MODNet: Multi-offset Point Cloud Denoising Network Customized for Multi-scale Patches

TL;DR

MODNet introduces a multi-offset point cloud denoising network that adaptively utilizes multi-scale geometric information to improve surface detail preservation and reduce degradation in noisy 3D data.

Contribution

The paper proposes a novel multi-offset denoising network with a multi-scale perception module that adaptively guides feature utilization based on local geometry.

Findings

Achieves state-of-the-art results on synthetic datasets.

Outperforms existing methods on real-scanned data.
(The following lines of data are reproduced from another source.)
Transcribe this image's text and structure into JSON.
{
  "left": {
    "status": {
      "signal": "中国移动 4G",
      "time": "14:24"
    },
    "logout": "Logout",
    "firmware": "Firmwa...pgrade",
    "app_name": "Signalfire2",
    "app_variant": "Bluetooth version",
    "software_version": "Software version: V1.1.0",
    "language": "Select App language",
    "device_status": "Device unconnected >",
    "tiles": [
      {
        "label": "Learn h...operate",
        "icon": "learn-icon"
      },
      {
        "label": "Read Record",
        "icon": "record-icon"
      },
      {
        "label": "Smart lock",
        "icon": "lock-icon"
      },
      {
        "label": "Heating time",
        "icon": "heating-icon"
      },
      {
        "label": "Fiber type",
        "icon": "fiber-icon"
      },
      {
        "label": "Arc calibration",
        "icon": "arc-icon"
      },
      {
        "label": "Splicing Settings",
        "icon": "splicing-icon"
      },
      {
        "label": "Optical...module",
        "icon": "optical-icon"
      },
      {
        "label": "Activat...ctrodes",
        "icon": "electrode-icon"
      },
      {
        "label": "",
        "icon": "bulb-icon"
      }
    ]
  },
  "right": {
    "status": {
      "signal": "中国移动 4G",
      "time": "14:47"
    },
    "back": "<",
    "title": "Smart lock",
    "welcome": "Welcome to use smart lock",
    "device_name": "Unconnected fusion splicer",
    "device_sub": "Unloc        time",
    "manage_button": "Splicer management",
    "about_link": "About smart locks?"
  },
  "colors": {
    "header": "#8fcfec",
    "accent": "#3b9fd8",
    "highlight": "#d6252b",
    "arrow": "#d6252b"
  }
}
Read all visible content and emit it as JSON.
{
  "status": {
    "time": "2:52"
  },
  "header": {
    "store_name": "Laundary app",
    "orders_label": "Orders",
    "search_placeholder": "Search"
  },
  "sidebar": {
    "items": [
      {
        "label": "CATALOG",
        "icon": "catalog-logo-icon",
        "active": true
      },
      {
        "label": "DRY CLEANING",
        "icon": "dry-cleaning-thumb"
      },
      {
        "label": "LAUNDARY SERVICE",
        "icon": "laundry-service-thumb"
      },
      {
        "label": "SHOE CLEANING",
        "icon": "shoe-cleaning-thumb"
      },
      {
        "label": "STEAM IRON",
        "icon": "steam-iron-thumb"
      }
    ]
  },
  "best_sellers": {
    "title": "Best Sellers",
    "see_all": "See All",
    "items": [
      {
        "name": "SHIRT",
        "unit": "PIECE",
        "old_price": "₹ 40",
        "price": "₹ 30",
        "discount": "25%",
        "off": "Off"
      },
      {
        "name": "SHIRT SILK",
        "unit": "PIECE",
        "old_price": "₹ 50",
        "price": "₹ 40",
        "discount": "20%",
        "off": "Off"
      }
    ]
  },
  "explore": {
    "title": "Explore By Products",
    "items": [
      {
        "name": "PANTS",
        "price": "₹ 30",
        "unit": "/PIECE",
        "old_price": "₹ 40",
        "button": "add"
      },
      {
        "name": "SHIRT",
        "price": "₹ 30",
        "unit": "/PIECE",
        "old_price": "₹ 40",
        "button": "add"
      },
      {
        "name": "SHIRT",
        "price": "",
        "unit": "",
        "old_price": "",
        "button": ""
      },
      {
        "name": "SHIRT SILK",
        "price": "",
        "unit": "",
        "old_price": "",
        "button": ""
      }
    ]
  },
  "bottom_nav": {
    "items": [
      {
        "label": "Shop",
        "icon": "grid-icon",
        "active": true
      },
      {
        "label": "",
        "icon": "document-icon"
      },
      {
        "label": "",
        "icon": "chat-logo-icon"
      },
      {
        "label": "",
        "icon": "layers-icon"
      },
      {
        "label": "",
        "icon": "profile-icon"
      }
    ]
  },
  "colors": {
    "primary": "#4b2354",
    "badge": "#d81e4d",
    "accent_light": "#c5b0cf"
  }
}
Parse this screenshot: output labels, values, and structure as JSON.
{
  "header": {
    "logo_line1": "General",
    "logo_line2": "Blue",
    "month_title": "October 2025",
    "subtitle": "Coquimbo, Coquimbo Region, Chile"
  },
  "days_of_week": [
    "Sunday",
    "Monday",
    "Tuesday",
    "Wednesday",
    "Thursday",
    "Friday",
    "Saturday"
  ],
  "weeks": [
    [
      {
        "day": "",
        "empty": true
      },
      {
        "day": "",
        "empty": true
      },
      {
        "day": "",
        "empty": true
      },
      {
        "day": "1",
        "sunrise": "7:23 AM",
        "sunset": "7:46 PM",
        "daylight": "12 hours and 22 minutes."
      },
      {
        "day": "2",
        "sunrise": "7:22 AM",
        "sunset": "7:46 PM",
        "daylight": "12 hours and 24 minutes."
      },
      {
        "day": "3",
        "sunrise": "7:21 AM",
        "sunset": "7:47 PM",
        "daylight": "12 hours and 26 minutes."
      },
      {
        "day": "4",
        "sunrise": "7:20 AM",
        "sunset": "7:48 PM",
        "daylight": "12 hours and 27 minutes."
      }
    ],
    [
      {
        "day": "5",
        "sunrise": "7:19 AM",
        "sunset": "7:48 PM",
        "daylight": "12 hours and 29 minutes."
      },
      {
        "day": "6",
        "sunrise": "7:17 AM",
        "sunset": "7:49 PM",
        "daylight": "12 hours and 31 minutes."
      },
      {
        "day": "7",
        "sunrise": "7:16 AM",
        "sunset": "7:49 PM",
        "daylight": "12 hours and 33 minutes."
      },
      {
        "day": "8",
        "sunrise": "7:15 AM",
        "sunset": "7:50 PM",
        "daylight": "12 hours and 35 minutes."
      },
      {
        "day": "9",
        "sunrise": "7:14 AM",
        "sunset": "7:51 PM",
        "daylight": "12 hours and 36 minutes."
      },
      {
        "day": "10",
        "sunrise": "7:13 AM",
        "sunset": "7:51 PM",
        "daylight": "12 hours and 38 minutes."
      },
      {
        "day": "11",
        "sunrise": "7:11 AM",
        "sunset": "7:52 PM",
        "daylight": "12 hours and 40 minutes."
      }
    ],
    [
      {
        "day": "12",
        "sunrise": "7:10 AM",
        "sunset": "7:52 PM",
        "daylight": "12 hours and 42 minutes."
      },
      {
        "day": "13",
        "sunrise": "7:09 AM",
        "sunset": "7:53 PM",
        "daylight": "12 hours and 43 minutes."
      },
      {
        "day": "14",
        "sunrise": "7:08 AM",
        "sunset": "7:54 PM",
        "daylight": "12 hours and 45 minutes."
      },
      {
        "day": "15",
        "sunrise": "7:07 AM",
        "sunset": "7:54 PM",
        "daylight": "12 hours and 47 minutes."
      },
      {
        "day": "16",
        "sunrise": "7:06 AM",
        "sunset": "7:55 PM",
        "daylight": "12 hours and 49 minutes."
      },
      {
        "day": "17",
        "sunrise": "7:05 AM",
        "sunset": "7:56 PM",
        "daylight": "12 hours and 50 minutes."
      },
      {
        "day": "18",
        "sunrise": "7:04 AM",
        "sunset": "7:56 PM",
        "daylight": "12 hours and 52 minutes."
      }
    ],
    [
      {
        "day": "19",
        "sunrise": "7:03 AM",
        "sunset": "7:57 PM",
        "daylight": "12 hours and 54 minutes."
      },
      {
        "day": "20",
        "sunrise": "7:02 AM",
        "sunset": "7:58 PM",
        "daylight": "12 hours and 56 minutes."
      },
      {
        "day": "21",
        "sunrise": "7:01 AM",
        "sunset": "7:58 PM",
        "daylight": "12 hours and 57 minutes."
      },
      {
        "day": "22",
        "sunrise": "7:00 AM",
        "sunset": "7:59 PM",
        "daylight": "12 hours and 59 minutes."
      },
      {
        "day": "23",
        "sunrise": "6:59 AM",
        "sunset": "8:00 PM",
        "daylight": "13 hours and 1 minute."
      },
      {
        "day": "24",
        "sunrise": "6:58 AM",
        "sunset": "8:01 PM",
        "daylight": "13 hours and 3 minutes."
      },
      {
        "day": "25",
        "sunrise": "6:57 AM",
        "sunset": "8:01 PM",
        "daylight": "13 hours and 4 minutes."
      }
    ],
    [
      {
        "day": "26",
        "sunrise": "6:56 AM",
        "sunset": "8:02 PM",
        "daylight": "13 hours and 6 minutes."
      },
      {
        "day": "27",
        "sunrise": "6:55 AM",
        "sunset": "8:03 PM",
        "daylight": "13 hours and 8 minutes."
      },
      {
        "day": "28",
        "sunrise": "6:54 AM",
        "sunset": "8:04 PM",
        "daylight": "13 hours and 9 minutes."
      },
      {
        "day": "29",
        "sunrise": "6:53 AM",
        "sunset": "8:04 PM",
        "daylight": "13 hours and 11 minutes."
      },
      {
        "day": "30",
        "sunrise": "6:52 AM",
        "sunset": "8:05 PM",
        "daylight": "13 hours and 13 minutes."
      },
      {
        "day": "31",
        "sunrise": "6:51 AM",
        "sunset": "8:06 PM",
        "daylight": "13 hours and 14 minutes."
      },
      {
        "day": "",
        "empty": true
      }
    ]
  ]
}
Effectively preserves geometric details near edges and complex surfaces.

Abstract

The intricacy of 3D surfaces often results cutting-edge point cloud denoising (PCD) models in surface degradation including remnant noise, wrongly-removed geometric details. Although using multi-scale patches to encode the geometry of a point has become the common wisdom in PCD, we find that simple aggregation of extracted multi-scale features can not adaptively utilize the appropriate scale information according to the geometric information around noisy points. It leads to surface degradation, especially for points close to edges and points on complex curved surfaces. We raise an intriguing question -- if employing multi-scale geometric perception information to guide the network to utilize multi-scale information, can eliminate the severe surface degradation problem? To answer it, we propose a Multi-offset Denoising Network (MODNet) customized for multi-scale patches. First, we extract the low-level feature of three scales patches by patch feature encoders. Second, a multi-scale perception module is designed to embed multi-scale geometric information for each scale feature and regress multi-scale weights to guide a multi-offset denoising displacement. Third, a multi-offset decoder regresses three scale offsets, which are guided by the multi-scale weights to predict the final displacement by weighting them adaptively. Experiments demonstrate that our method achieves new state-of-the-art performance on both synthetic and real-scanned datasets.